Meta has released SAM 3 (Segment Anything Model 3), a unified model that extends the original SAM's click-based prompting with text and visual prompting capabilities, enabling detection, segmentation, and tracking across both images and videos. The addition of text prompts allows batch segmentation of object categories simultaneously, reducing manual effort. Visual prompting lets users select an object to surface similar ones in the same image, with iterative follow-up prompts for refinement. SAM 3 is already integrated into production Meta products, specifically powering new effects in Instagram's Edits app.

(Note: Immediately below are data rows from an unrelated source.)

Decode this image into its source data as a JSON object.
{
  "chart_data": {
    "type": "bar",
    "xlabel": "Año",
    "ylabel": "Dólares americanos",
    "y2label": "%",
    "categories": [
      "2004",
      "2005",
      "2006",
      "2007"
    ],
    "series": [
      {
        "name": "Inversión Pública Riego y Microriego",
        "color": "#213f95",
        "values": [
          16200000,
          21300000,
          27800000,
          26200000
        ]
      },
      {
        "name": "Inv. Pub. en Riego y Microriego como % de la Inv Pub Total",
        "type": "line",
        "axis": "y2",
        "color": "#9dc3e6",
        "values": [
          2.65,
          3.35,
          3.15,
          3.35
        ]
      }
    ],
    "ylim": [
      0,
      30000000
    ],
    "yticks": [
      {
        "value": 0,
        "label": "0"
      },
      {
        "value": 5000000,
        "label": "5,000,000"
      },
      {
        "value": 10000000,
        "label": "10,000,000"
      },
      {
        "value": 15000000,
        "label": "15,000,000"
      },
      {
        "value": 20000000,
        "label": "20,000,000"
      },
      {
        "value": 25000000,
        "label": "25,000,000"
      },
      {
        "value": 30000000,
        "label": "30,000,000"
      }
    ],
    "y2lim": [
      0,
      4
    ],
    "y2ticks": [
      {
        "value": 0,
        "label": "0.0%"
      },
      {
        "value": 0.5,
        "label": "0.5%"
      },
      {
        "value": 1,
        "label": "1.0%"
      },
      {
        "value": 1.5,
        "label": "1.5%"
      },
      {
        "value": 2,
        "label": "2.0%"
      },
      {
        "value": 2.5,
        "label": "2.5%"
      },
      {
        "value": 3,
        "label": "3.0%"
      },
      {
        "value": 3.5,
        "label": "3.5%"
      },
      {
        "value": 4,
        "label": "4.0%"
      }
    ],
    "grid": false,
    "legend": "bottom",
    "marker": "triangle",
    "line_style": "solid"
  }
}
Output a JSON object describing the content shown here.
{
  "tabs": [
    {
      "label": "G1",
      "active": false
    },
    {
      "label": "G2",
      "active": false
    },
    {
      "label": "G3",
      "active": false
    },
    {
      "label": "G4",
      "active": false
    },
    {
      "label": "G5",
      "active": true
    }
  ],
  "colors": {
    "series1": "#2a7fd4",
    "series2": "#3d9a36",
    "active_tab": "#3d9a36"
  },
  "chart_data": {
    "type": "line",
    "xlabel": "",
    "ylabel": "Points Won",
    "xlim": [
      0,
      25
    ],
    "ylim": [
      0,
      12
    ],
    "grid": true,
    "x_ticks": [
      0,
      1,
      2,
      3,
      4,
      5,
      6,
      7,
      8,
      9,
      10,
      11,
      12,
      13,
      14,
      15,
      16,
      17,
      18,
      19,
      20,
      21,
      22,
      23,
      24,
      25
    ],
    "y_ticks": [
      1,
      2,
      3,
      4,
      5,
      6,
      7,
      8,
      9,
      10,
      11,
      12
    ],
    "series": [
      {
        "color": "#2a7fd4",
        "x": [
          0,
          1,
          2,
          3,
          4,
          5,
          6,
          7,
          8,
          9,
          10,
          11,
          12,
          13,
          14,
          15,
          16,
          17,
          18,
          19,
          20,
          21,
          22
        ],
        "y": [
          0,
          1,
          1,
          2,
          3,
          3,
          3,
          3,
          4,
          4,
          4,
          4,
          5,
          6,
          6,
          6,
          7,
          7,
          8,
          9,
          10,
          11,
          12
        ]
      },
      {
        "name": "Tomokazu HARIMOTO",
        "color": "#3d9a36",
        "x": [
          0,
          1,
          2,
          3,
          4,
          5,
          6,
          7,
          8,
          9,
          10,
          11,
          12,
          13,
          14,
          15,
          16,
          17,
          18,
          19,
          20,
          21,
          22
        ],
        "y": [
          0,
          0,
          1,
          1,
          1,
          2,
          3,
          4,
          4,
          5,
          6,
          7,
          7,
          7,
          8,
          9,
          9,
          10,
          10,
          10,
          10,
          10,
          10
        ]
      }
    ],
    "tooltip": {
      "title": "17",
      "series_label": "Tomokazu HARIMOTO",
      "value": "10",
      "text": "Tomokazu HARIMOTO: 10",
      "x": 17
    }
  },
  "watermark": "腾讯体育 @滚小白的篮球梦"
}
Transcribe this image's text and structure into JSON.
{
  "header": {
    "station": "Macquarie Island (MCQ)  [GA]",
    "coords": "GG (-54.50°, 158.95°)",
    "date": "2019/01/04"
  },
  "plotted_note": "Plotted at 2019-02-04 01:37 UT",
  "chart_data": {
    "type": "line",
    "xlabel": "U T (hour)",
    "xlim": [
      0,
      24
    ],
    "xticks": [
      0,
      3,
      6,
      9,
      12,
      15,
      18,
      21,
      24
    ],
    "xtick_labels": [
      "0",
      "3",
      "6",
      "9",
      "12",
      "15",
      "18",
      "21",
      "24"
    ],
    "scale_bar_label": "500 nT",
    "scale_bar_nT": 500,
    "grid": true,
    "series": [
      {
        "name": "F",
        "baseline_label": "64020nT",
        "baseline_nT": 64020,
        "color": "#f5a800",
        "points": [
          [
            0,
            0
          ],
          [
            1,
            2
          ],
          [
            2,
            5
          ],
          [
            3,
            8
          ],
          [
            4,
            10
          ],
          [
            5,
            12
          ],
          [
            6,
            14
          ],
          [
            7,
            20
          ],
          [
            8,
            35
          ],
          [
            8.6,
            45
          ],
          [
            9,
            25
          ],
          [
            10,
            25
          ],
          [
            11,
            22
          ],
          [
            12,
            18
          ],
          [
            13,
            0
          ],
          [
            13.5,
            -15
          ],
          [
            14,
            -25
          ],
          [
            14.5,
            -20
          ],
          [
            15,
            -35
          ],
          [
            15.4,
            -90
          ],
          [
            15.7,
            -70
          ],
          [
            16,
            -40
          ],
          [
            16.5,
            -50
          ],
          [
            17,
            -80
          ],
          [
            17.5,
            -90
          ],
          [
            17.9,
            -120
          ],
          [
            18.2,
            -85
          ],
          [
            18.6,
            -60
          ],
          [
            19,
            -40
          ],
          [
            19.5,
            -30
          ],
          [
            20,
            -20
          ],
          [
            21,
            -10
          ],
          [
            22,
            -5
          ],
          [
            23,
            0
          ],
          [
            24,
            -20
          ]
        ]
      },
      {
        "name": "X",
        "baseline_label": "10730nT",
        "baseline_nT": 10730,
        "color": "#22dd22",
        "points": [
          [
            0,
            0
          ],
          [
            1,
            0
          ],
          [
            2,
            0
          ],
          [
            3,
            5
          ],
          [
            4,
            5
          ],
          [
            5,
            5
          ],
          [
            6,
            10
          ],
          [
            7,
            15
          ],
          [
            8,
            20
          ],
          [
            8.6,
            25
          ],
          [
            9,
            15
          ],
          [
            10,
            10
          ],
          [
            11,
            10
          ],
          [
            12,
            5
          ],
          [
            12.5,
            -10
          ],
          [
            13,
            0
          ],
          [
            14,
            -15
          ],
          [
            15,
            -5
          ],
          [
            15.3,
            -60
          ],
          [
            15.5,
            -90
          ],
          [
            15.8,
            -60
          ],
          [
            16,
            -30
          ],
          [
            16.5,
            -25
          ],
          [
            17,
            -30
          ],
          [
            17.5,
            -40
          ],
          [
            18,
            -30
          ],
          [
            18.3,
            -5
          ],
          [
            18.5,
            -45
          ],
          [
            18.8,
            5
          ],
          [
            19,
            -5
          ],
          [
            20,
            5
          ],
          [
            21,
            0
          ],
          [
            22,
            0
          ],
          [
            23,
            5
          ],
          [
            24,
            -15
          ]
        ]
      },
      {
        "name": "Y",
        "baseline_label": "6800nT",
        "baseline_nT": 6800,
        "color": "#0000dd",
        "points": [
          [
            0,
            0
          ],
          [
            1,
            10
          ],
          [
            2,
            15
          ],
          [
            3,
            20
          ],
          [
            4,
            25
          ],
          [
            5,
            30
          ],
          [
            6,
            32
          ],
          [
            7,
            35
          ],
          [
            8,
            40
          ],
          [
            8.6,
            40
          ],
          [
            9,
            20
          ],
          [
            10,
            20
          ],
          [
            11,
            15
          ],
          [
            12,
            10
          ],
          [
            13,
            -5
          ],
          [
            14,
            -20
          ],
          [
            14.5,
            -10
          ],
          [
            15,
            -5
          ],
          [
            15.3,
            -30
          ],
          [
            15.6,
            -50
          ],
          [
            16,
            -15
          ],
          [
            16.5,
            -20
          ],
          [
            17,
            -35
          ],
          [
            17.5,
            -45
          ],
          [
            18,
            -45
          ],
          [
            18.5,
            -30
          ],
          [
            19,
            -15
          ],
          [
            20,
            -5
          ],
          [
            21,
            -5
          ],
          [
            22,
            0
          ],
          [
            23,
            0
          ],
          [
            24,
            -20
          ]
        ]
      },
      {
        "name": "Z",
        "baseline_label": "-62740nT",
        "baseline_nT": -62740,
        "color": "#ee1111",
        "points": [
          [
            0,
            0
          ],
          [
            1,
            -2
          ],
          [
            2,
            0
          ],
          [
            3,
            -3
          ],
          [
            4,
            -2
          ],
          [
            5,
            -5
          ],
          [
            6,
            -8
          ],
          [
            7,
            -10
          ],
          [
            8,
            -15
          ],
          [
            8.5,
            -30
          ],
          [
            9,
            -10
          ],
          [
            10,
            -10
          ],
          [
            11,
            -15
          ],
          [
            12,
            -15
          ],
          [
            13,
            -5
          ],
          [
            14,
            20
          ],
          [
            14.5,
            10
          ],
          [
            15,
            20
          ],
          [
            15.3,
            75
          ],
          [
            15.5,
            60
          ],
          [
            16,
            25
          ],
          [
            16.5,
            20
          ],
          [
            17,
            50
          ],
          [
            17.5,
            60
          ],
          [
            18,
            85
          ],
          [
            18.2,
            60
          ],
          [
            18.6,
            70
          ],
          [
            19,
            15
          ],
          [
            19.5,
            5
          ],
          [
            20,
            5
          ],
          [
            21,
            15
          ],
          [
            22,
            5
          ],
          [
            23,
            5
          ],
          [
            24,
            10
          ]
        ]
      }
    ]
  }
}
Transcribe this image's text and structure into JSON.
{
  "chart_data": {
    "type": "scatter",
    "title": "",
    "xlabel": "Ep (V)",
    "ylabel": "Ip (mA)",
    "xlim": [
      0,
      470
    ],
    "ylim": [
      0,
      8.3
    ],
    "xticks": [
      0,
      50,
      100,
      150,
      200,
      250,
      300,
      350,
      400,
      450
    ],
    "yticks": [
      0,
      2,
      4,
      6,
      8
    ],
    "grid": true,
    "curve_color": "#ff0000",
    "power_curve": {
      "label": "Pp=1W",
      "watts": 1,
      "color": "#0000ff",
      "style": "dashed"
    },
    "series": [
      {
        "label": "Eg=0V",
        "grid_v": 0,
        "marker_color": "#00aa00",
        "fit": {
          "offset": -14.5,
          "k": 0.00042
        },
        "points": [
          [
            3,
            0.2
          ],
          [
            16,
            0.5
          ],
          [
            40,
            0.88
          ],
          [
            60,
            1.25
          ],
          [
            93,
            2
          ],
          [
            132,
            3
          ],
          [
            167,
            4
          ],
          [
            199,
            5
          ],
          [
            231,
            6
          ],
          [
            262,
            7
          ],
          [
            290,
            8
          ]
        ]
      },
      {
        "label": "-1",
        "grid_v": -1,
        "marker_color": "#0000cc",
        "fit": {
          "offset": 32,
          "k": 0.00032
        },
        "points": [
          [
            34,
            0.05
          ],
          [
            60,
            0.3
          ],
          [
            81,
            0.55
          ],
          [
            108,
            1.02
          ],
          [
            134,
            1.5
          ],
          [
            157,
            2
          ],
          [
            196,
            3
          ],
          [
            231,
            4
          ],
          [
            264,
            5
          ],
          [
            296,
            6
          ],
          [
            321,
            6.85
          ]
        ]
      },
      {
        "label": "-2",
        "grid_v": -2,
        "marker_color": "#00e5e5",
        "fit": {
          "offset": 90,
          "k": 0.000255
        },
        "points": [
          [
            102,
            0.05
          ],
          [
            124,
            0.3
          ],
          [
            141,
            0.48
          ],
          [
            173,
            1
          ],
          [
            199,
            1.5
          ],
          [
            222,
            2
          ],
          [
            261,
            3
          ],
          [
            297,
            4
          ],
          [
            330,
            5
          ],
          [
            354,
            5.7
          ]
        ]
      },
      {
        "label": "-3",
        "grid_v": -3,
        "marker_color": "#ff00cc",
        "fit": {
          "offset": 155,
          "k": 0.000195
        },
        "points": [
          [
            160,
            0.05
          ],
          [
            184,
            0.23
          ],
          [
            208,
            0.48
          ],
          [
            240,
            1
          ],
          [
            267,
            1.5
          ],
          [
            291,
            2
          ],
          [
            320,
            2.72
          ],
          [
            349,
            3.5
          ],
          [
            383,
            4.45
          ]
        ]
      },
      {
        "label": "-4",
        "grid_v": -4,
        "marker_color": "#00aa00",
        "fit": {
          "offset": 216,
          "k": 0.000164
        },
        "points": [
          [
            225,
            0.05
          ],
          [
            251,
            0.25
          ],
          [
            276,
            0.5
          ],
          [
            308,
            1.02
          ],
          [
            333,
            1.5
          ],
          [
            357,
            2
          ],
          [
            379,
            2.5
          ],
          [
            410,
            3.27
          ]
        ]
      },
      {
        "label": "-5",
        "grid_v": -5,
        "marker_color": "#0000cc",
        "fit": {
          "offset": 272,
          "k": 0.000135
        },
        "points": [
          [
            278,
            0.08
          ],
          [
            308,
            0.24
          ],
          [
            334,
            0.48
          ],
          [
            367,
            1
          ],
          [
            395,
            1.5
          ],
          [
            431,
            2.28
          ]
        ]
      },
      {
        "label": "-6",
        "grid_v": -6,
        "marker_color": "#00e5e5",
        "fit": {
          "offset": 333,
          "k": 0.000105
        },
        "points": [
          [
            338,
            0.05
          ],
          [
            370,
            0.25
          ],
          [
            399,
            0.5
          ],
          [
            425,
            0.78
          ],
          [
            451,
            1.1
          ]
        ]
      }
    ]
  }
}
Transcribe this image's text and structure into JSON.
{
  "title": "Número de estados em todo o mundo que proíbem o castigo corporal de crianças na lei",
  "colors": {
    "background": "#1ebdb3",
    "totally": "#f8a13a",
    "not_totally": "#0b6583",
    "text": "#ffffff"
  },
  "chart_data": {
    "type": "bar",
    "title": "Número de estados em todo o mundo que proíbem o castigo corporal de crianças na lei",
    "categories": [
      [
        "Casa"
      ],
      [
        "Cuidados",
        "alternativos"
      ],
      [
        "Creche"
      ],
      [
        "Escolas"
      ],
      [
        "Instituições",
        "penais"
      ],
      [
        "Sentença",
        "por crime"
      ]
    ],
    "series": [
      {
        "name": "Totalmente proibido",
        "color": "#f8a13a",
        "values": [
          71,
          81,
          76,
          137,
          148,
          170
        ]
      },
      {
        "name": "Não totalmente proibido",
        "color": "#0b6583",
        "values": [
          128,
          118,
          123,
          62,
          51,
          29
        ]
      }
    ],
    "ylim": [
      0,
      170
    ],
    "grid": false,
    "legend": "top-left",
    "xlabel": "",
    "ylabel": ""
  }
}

Meta has introduced SAM 3D, a pair of models extending the Segment Anything Model into the 3D domain, enabling geometry and texture reconstruction for any object in a single image — including occluded or non-visible surfaces. A specialized variant focuses on human body reconstruction, generating accurate meshes of body shape and pose even for partially hidden individuals or those in uncommon poses. The system targets practical deployment across robotics, scientific research, and consumer platforms like Facebook Marketplace, and is accessible via the Segment Anything Playground.
SAM Audio is a state-of-the-art model designed for the isolation of specific sounds within complex audio mixes. It leverages text, visual, and span-based prompts to extract distinct elements of speech, music, and general environmental noise.